Auf dem Rasen gibt’s in der 14. Minute den ersten und einzigen (zumindest der ersten Halbzeit) Bremer Torschuss, doch Alexander Nübel kann den Distanzschuss von Eggestein im Nachfassen unter Kontrolle bringen. Auch eine Ecke von Sahin wird sichere Beute des Schalker Kapitäns. Auf der Gegenseite donnert ein Distanzschuss von Daniel Caligiuri erst an den Pfosten, dann in Pingpong-Manier an Pavlenkas Rücken und dann ins Toraus.
Geniestreich von Harit bringt doch noch die Führung
Das nächste Banner in der Ostkurve fordert kurz und bündig „Fanmarschverbote abschaffen!“ und bekommt auch Applaus von den Schalkern, denen noch das überflüssige Marschverbot des Bremer Innenministeriums in den Knochen steckt. Etwas unauffälliger, aber nicht minder lobenswert kommt der Doppelhalter „Ultra has no gender, fight sexism!“ rüber.

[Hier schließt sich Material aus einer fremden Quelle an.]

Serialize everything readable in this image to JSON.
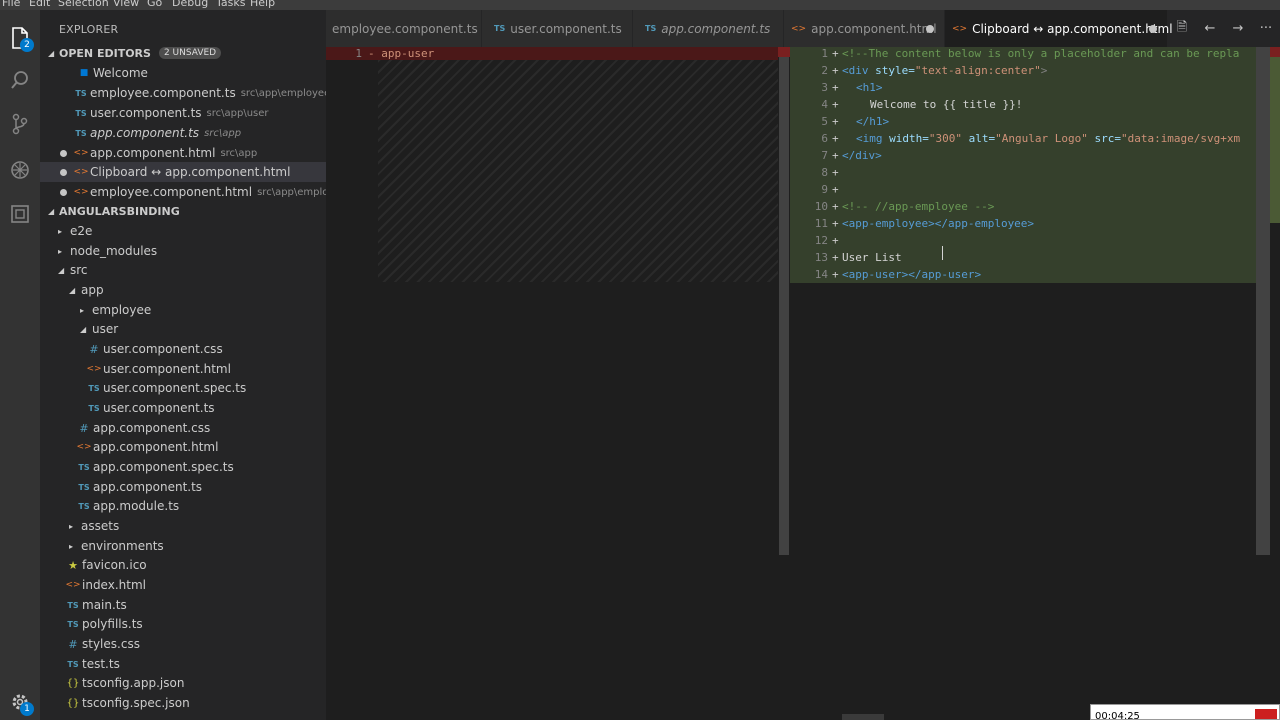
{
  "menu": [
    "File",
    "Edit",
    "Selection",
    "View",
    "Go",
    "Debug",
    "Tasks",
    "Help"
  ],
  "activity": {
    "explorer_badge": "2",
    "settings_badge": "1"
  },
  "sidebar": {
    "title": "EXPLORER",
    "open_editors": {
      "label": "OPEN EDITORS",
      "unsaved_badge": "2 UNSAVED",
      "items": [
        {
          "name": "Welcome",
          "path": "",
          "icon": "vscode-icon"
        },
        {
          "name": "employee.component.ts",
          "path": "src\\app\\employee",
          "icon": "ts-icon"
        },
        {
          "name": "user.component.ts",
          "path": "src\\app\\user",
          "icon": "ts-icon"
        },
        {
          "name": "app.component.ts",
          "path": "src\\app",
          "icon": "ts-icon"
        },
        {
          "name": "app.component.html",
          "path": "src\\app",
          "icon": "html-icon"
        },
        {
          "name": "Clipboard ↔ app.component.html",
          "path": "",
          "icon": "html-icon"
        },
        {
          "name": "employee.component.html",
          "path": "src\\app\\employee",
          "icon": "html-icon"
        }
      ]
    },
    "project": {
      "label": "ANGULARSBINDING",
      "tree": [
        {
          "name": "e2e",
          "type": "folder"
        },
        {
          "name": "node_modules",
          "type": "folder"
        },
        {
          "name": "src",
          "type": "folder-open"
        },
        {
          "name": "app",
          "type": "folder-open"
        },
        {
          "name": "employee",
          "type": "folder"
        },
        {
          "name": "user",
          "type": "folder-open"
        },
        {
          "name": "user.component.css",
          "type": "css"
        },
        {
          "name": "user.component.html",
          "type": "html"
        },
        {
          "name": "user.component.spec.ts",
          "type": "ts"
        },
        {
          "name": "user.component.ts",
          "type": "ts"
        },
        {
          "name": "app.component.css",
          "type": "css"
        },
        {
          "name": "app.component.html",
          "type": "html"
        },
        {
          "name": "app.component.spec.ts",
          "type": "ts"
        },
        {
          "name": "app.component.ts",
          "type": "ts"
        },
        {
          "name": "app.module.ts",
          "type": "ts"
        },
        {
          "name": "assets",
          "type": "folder"
        },
        {
          "name": "environments",
          "type": "folder"
        },
        {
          "name": "favicon.ico",
          "type": "star"
        },
        {
          "name": "index.html",
          "type": "html"
        },
        {
          "name": "main.ts",
          "type": "ts"
        },
        {
          "name": "polyfills.ts",
          "type": "ts"
        },
        {
          "name": "styles.css",
          "type": "css"
        },
        {
          "name": "test.ts",
          "type": "ts"
        },
        {
          "name": "tsconfig.app.json",
          "type": "json"
        },
        {
          "name": "tsconfig.spec.json",
          "type": "json"
        }
      ]
    }
  },
  "tabs": [
    {
      "label": "employee.component.ts",
      "icon": "ts-icon"
    },
    {
      "label": "user.component.ts",
      "icon": "ts-icon"
    },
    {
      "label": "app.component.ts",
      "icon": "ts-icon"
    },
    {
      "label": "app.component.html",
      "icon": "html-icon"
    },
    {
      "label": "Clipboard ↔ app.component.html",
      "icon": "html-icon"
    }
  ],
  "diff_left": {
    "line_number": "1",
    "code": "- app-user"
  },
  "diff_right": {
    "line_numbers": [
      "1",
      "2",
      "3",
      "4",
      "5",
      "6",
      "7",
      "8",
      "9",
      "10",
      "11",
      "12",
      "13",
      "14"
    ],
    "lines": {
      "l1": "<!--The content below is only a placeholder and can be repla",
      "l2_tag_open": "<div",
      "l2_attr": " style=",
      "l2_val": "\"text-align:center\"",
      "l2_close": ">",
      "l3": "<h1>",
      "l4": "Welcome to {{ title }}!",
      "l5": "</h1>",
      "l6_tag": "<img",
      "l6_attr1": " width=",
      "l6_val1": "\"300\"",
      "l6_attr2": " alt=",
      "l6_val2": "\"Angular Logo\"",
      "l6_attr3": " src=",
      "l6_val3": "\"data:image/svg+xm",
      "l7": "</div>",
      "l10": "<!-- //app-employee -->",
      "l11": "<app-employee></app-employee>",
      "l13": "User List",
      "l14": "<app-user></app-user>"
    }
  },
  "overlay": {
    "time": "00:04:25"
  }
}
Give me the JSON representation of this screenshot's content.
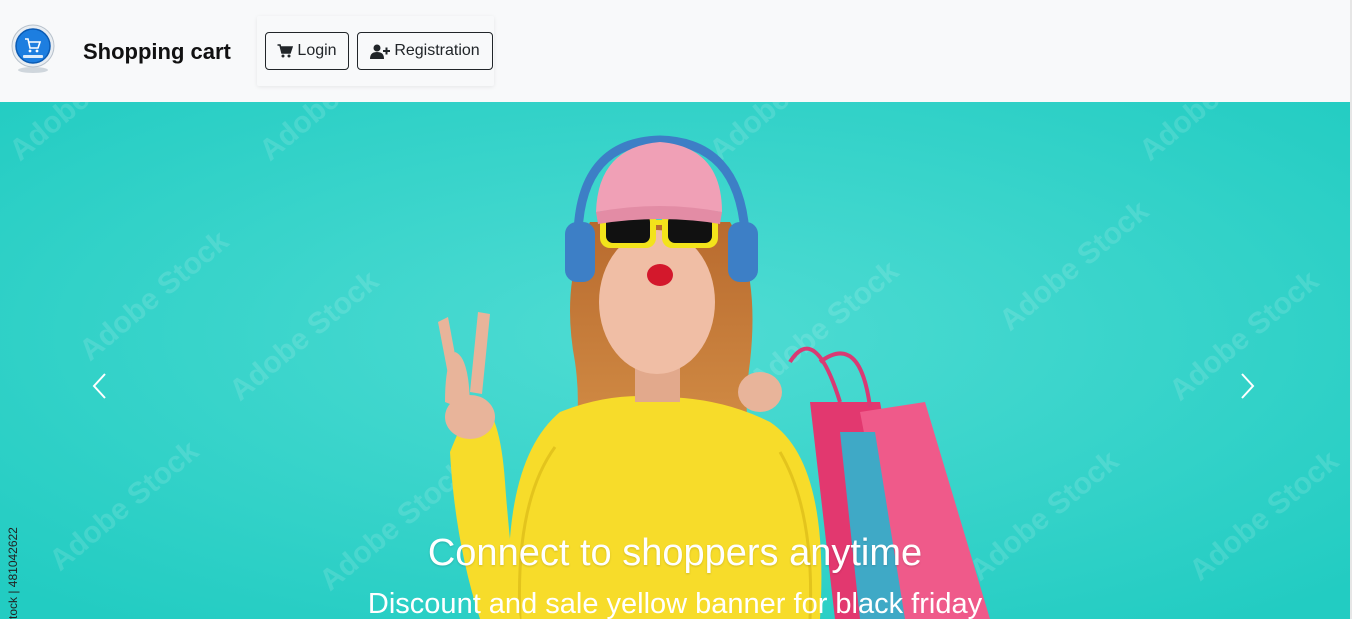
{
  "header": {
    "brand": "Shopping cart",
    "logo_icon": "cart-badge-logo",
    "login_label": "Login",
    "login_icon": "cart-icon",
    "register_label": "Registration",
    "register_icon": "user-plus-icon"
  },
  "carousel": {
    "title": "Connect to shoppers anytime",
    "subtitle": "Discount and sale yellow banner for black friday",
    "stock_id": "tock | 481042622",
    "watermark_text": "Adobe Stock",
    "prev_icon": "chevron-left-icon",
    "next_icon": "chevron-right-icon"
  },
  "colors": {
    "navbar_bg": "#f8f9fa",
    "hero_bg": "#2ad3c9",
    "sweater": "#f7dc2a",
    "hat": "#f0a0b6",
    "bags": "#e8407a"
  }
}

In Bremen wird auf der Videowand nicht in „Heim“ und „Gast“, sondern in „Besuch“ und „Wir“ unterschieden. Auch die „Notausstiege“ im Dach über den Gästeblöcken werden vom Schalker Anhang eher misstrauisch beäugt – aber nix davon ist ein Grund, den Support auch nur kurzfristig zu unterbrechen und so geht es von „Unsere Liebe seit 1904“ über „Kohle unter uns‘ren Füssen“ bis zu „Vorwärts FC Schalke, schieß ein Tor für uns“.
…und siehe da, der „Auftrag“ wird von Amine Harit noch vor der Pause erfüllt. In der 43. Minute entwischt der kleine Marokkaner seinen erbitterten Bewachern, die ihn zuvor bis auf die Toilette verfolgten, kurz und schlenzt den Ball fast ansatzlos zum 0:1 ins rechte Eck. Hey!!!! Begeistert von der Führung swingt der Gästeblock in die Pause.
Super gemachter Bericht. Vielen Dank. ⚽️⚽️⚽️⚽️
Danke schöööön liebe Schalke-Suse für den wiedermal kurzweiligen Bericht
es ist immer wieder schön deine Berichte zu lesen,
als Schalkerin aus dem Süden unseres Landes ist es nicht immer möglich im Stadion zu sein und deshalb liebe ich diese herzerfrischenden Berichte, weiter so und herzliche Grüße aus BadenWürttemberg
DANKE für die GEilen und herz erfrischenden Berichte jede Woche! Das Highlight nach jedem Spieltag.